Die Dynamik im Automobilsektor erfährt durch die Expansion chinesischer Automobilhersteller in den europäischen Markt eine spannende Wendung. Mit etablierten Namen wie BYD an der Spitze, die bereits Schritte zur Lokalisierung ihrer Produktion in Europa unternehmen, stehen die Zeichen auf Sturm. Der kühne Schachzug von Stellantis, sich mit 21% an Leapmotor zu beteiligen, mit dem Plan, ab 2026 jährlich bis zu 150.000 Fahrzeuge in Turin zu produzieren, unterstreicht diese Entwicklung. Parallel dazu kündigte BYD den Bau einer Elektroauto-Fabrik in Ungarn an, ein Vorhaben, das trotz unklarer Produktionsstarttermine, Optimismus ausstrahlt. Die Vorstellung, das BYD in Europa produziert, ist sicher keine einfache für die europäischen Hersteller. 

Wettbewerb belebt das Geschäft

Die Antwort der deutschen Automobilindustrie auf diese neuen Wettbewerber ist ebenfalls von Bedeutung. Mit der Anpassung an neue Trends, insbesondere im Bereich der Elektromobilität, sehen sich deutsche Marken gut gerüstet, um die neue Herausforderung anzunehmen. Die Präsenz japanischer und koreanischer Marken in der Vergangenheit hat gezeigt, dass sie ihr Terrain verteidigen können.

BYDs ambitionierte Ziele und Realitäten

BYD setzt sich ambitionierte Ziele für den europäischen Markt. Trotz eines Marktanteils von nur etwa einem Prozent in Europa und einer geringen Anzahl von 15.644 ausgelieferten Autos im Jahr 2023, hält das Unternehmen an seinem Ziel fest, bis 2026 einen Marktanteil von fünf Prozent zu erreichen. Dieses Vorhaben erscheint angesichts der aktuellen Verkaufszahlen und dem starken Einbruch zu Jahresbeginn in Deutschland als ein doch recht gewagtes Vorhaben.

Der Preiskampf ist noch nicht eröffnet

Die Preispolitik von BYD in Europa, die nahe an den Preisen etablierter Marken wie Volkswagen liegt, stellt wohl ein weiteres Hindernis dar.
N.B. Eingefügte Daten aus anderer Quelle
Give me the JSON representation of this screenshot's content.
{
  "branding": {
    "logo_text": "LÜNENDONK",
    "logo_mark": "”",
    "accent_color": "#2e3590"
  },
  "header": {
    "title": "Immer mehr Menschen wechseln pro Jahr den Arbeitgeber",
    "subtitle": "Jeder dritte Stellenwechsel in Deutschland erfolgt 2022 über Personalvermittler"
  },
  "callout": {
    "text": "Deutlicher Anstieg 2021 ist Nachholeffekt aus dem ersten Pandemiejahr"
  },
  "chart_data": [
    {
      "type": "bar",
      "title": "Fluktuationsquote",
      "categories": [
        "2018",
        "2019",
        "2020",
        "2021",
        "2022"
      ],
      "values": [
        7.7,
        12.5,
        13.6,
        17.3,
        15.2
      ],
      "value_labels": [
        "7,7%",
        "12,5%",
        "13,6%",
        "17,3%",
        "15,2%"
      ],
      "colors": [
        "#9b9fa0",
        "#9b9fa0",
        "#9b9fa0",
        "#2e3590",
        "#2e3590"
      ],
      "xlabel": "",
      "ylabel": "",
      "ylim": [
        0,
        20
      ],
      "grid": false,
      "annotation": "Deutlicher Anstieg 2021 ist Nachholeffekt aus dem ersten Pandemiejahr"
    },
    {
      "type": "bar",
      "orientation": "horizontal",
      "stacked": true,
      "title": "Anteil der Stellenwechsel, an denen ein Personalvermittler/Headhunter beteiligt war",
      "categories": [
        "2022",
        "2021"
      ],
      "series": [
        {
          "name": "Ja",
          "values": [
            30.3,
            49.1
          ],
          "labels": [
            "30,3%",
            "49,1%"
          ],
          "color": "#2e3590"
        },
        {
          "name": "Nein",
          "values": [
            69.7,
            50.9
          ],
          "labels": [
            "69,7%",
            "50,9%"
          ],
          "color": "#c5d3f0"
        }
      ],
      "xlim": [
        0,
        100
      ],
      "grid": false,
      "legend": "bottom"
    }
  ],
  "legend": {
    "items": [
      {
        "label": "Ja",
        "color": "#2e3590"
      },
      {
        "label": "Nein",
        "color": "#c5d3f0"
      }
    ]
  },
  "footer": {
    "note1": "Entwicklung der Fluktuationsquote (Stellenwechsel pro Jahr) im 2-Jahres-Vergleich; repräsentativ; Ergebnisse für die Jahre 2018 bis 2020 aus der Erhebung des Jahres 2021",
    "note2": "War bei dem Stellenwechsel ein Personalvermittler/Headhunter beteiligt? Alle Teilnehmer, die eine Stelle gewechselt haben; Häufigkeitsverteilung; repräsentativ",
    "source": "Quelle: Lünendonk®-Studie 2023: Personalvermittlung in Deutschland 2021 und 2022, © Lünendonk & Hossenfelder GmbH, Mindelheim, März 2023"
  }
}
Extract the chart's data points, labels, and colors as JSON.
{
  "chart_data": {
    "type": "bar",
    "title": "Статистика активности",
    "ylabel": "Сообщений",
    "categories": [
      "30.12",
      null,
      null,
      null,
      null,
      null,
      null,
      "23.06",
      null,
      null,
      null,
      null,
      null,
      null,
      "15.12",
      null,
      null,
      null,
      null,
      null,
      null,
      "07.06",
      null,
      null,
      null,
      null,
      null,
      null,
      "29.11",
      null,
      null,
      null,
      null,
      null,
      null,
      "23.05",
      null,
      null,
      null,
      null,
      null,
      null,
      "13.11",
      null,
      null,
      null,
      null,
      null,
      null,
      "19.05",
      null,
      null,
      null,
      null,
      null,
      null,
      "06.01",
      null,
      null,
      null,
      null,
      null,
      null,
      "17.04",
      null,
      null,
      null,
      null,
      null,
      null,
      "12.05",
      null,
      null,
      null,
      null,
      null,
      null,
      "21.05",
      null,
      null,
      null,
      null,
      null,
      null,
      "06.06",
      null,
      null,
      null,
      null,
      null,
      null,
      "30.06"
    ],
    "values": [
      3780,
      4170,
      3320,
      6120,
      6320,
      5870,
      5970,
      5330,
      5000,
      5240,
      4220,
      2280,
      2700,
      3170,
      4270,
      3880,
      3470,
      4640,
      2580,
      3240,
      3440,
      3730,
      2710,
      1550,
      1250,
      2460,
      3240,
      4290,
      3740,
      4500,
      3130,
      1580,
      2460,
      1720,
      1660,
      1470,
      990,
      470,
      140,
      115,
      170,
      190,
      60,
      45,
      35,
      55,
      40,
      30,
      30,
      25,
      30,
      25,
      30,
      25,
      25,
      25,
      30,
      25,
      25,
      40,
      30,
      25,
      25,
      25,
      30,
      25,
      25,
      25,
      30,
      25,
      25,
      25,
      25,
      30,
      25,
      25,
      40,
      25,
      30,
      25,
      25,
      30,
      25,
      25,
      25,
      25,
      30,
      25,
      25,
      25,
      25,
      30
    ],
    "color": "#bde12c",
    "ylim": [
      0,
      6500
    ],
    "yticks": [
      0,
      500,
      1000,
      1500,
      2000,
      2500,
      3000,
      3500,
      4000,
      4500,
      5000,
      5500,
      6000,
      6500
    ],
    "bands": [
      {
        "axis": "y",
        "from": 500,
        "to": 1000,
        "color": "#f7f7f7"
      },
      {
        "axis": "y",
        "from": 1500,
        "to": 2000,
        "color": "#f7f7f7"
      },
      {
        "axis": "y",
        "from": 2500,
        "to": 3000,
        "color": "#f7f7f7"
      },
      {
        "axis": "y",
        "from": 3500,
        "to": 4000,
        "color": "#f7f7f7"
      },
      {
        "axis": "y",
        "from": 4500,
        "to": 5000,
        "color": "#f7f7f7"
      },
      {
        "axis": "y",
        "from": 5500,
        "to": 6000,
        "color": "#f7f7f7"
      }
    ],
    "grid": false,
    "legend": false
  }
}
Trotz eines geringfügigen Preisvorteils scheinen Verbraucher zögerlich zu sein, den Wechsel zu vollziehen. Im Gegensatz dazu zeigt beispielsweise MG, das nun zur chinesischen SAIC Motor Corporation gehört, mit deutlich höheren Verkaufszahlen und einem attraktiveren Preis-Leistungs-Verhältnis, wie man Marktanteile angreift.

Weltweit sieht sich BYD mit rückläufigen Verkaufszahlen konfrontiert, dies macht die langfristige Strategie und Positionierung momentan besonders spannend. Dennoch bleibt die Citi-Group optimistisch und setzt ein mutiges Kursziel von fast 60 US-Dollar für die Aktie, basierend auf der Erwartung, dass sich die Verkaufszahlen erholen werden.